Pour cela, il faut toutefois que le droit change d’image. Il doit cesser d’être associé à la sanction et vu comme une contrainte.
Le droit est bien autre chose que cela. Loin d’être une entrave, il est un atout. Il en va en effet de la règle de droit comme des lois de la physique. Ceux qui savent les utiliser sont capables de faire voler un avion, les autres restent au sol. Le droit n’empêche pas, il permet.
Il suffit de se rappeler Rousseau : « Ce que l’Homme perd par le contrat social, c’est sa liberté naturelle et un droit illimité à tout ce qui le tente et qu’il peut atteindre ; ce qu’il gagne, c’est la liberté civile et la propriété de tout ce qu’il possède. » L’objet du droit est de garantir le respect de situations qui sont constituées sous son égide, et qui pourraient à défaut être méconnues à tout moment. Dit autrement, le droit est à la vie de chacun ce que la coquille est à l’œuf.
Certes, cela nécessite parfois de limiter, voire d’interdire, certains comportements, ou d’en imposer d’autres.
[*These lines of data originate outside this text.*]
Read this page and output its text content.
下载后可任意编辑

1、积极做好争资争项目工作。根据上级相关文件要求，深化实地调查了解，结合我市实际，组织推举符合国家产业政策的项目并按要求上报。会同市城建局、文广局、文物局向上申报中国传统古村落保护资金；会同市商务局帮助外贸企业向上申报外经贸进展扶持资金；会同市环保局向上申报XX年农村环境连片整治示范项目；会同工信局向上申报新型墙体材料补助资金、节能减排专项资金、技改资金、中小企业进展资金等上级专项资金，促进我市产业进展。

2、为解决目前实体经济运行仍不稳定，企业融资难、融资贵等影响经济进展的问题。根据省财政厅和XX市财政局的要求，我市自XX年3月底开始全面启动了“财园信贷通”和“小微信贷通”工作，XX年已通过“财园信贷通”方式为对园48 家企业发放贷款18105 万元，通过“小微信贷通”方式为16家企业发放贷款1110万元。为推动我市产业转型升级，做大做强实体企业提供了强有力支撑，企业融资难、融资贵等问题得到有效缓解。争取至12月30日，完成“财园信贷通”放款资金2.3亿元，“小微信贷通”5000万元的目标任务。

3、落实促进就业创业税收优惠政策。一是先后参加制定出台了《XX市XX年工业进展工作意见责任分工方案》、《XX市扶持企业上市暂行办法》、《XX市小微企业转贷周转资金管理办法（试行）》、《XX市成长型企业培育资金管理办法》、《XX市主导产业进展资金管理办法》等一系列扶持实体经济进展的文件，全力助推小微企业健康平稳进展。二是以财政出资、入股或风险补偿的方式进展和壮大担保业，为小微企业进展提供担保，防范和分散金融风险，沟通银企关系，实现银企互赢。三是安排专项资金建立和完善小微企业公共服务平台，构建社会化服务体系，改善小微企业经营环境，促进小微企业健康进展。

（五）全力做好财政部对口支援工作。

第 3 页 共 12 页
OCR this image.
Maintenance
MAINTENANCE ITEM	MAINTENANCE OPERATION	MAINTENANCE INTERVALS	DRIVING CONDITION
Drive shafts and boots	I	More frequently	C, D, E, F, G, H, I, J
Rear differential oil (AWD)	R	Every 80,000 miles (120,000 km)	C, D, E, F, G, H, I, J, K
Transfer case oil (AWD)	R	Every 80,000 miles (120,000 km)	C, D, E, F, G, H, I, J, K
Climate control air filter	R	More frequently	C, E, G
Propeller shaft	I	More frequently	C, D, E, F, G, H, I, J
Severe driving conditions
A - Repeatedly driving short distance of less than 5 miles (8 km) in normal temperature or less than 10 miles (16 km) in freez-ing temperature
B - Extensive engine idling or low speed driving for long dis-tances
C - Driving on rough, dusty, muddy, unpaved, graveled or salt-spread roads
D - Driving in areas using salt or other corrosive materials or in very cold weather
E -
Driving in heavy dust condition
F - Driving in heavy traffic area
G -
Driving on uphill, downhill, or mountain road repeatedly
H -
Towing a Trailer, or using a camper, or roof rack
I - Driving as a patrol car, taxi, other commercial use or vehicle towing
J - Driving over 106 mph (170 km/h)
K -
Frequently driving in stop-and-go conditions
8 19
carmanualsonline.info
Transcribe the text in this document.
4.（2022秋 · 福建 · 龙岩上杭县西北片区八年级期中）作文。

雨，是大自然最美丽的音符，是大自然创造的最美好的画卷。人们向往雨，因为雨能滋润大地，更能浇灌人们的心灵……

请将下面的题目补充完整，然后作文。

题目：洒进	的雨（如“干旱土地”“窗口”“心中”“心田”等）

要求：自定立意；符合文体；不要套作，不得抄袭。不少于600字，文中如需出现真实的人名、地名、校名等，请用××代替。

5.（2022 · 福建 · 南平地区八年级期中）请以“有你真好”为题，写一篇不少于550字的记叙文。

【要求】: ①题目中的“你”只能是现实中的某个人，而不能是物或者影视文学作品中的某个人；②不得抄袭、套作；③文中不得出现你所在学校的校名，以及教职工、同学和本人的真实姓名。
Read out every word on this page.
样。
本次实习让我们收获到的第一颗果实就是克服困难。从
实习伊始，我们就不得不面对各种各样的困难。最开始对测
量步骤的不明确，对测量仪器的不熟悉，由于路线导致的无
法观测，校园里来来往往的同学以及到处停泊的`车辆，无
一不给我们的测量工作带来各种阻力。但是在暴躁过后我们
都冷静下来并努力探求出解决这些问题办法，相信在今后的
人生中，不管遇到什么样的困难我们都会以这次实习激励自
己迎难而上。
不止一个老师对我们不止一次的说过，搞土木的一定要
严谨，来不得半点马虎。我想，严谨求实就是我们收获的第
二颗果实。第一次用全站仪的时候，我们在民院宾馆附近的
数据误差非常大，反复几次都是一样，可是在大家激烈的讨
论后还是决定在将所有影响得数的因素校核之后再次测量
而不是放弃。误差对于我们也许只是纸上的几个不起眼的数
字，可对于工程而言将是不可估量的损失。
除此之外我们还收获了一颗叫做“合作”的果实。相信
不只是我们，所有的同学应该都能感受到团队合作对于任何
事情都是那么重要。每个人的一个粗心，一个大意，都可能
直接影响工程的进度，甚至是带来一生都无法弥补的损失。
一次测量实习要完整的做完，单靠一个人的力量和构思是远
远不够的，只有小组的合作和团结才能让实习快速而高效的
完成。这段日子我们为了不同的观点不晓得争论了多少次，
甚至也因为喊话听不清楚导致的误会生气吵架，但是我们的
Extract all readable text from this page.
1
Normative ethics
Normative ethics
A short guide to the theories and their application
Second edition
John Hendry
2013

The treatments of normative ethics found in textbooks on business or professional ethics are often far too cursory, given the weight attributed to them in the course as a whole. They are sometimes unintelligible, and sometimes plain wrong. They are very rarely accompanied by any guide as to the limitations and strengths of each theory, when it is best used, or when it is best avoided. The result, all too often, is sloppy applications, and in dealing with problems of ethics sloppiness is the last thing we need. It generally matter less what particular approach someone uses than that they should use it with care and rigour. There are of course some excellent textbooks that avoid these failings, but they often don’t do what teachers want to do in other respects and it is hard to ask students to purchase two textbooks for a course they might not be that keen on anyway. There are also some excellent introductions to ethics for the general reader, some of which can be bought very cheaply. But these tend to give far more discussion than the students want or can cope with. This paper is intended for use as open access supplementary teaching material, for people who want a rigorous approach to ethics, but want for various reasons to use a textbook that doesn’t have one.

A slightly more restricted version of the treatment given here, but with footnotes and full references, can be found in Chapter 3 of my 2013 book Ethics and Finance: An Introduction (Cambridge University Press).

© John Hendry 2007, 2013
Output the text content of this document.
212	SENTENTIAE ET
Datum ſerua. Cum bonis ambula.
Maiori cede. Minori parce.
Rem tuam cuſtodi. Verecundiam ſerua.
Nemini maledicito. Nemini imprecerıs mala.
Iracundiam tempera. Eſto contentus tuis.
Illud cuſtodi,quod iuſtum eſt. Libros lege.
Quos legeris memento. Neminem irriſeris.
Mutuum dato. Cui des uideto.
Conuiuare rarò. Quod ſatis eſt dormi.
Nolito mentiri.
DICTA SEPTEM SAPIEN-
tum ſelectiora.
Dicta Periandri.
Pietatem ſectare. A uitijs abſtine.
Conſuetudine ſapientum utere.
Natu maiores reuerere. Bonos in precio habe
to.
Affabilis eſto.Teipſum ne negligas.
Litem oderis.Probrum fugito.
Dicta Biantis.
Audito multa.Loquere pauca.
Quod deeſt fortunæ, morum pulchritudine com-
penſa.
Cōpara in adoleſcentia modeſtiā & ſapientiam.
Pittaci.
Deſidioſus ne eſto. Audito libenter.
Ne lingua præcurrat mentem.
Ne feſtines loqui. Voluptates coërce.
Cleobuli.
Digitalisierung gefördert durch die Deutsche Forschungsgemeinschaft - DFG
La dimension de contrainte n’est pas absente du droit. Mais on a tendance à hypertrophier ce caractère, au point d’en faire l’élément principal de sa définition. Or, la contrainte n’est qu’un moyen, jamais une fin.
Un retour à la raison sociale du droit est nécessaire afin qu’il retrouve l’adhésion de ses destinataires et qu’il puisse ainsi pleinement remplir sa fonction.
Ainsi conçue, la loi peut redevenir ce qu’elle doit être, générale et abstraite, énonçant des principes fondés sur des motifs clairs et prévoir des sanctions uniquement où l’ordre public l’impose. La casuistique n’a pas sa place dans la loi, mais uniquement dans son application, qui ne relève pas nécessairement ni principalement de textes réglementaires, mais du travail de ses interprètes.
C’est le sens véritable et unique d’un travail de simplification, qui est une œuvre de clarification et de rationalisation plutôt qu’une entreprise d’élagage, ainsi qu’une manifestation de confiance envers ceux qui feront application des textes.
3. Enseigner la culture du droit
Simplifier le droit ne suffit toutefois pas. Encore faut-il que chaque citoyen évolue avec aisance et assurance au sein de cet environnement juridique, afin que la défiance envers la règle ne conduise pas au retour d’un encadrement pointilliste. Il faut donc aussi enseigner le droit, pour que se forme une réelle culture juridique au sein de la population française et qu’ainsi l’appréhension de sa mise à exécution cède le pas à l’appropriation des clés de sa mise en œuvre.
Or, si un enseignement moral et civique est dispensé à l’école et au collège, il est loin de constituer une véritable sensibilisation à la règle de droit. Comme son intitulé l’indique, il n’a pas pour objet de transmettre une culture juridique de base, mais de faire partager les valeurs de la République aux enfants, notamment le respect d’autrui.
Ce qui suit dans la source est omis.